Liability waivers have long been used for risky endeavors such as downhill skiing or youth sports. But in the unchartered legal waters of the coronavirus pandemic, Minnesotans now find themselves signing such forms when they get their hair cut, nails painted and teeth cleaned.
"It's a whole new world," said Matt Murphy, an attorney with Nilan Johnson Lewis in Minneapolis. "Everybody's freaked out."

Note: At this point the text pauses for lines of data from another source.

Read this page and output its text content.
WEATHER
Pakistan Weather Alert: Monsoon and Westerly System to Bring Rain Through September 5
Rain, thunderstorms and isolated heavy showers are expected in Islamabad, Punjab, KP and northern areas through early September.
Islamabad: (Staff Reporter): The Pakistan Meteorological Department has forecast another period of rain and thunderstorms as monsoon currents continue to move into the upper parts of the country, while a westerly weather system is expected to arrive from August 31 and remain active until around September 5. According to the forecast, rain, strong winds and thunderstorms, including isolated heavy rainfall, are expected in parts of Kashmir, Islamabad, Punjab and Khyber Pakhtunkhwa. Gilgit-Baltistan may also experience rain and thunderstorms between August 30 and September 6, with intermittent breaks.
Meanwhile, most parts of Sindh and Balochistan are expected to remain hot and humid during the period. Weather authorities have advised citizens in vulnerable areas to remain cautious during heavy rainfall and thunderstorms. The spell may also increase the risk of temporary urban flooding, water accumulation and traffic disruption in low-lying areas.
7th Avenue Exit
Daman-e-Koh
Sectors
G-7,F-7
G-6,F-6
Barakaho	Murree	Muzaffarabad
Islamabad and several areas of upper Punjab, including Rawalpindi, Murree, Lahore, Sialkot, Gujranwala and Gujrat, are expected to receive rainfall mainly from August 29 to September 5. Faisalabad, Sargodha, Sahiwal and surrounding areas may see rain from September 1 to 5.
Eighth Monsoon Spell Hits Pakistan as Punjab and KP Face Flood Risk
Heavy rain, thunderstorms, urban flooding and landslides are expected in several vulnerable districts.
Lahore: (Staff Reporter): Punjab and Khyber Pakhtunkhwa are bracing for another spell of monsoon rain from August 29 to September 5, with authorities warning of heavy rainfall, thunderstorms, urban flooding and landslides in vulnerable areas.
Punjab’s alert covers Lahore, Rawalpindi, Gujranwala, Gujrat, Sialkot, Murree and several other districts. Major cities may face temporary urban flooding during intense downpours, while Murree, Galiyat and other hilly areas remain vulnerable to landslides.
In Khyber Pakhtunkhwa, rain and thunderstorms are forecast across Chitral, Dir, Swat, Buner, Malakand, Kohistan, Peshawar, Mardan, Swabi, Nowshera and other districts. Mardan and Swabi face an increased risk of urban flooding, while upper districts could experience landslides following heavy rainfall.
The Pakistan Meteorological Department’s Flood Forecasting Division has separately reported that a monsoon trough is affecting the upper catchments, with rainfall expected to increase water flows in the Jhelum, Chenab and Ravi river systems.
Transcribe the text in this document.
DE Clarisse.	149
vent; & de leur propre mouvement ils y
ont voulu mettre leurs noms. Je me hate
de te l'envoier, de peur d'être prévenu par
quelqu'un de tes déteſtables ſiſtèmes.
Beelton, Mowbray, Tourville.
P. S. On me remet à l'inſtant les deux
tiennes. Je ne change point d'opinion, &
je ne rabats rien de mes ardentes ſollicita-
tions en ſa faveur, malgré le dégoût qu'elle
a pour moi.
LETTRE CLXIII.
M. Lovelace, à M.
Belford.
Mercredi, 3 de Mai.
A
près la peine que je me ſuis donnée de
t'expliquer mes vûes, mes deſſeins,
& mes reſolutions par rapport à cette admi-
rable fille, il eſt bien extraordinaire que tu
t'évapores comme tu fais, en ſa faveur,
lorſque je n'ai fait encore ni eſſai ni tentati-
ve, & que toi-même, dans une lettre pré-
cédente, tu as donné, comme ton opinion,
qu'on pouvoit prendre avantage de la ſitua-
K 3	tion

With no specific legal protections at the federal or state level, businesses see the waivers as an extra layer of protection from potential lawsuits, even though it's not yet clear whether such waivers will hold up in court.
"When people think of liability waivers, they think they're weighing risks that are particular to that activity," Murphy said. "COVID isn't an inherent risk of anything. It's an inherent risk of life now. But there are activities that will increase that risk."
Kim Martinez, artistic director at a youth dance company in Falcon Heights, recently drew up a three-page, single-spaced liability waiver specifically addressing potential exposure young dancers might have to the coronavirus. It supplements an existing general injury and risk waiver.
"We haven't had any pushback whatsoever," said Martinez, who restarted classes on July 1 at Out on a Limb Dance Theater Company and School.
Participants agree not to sue the nonprofit or anyone affiliated with it should they contract COVID-19, the illness caused by the coronavirus.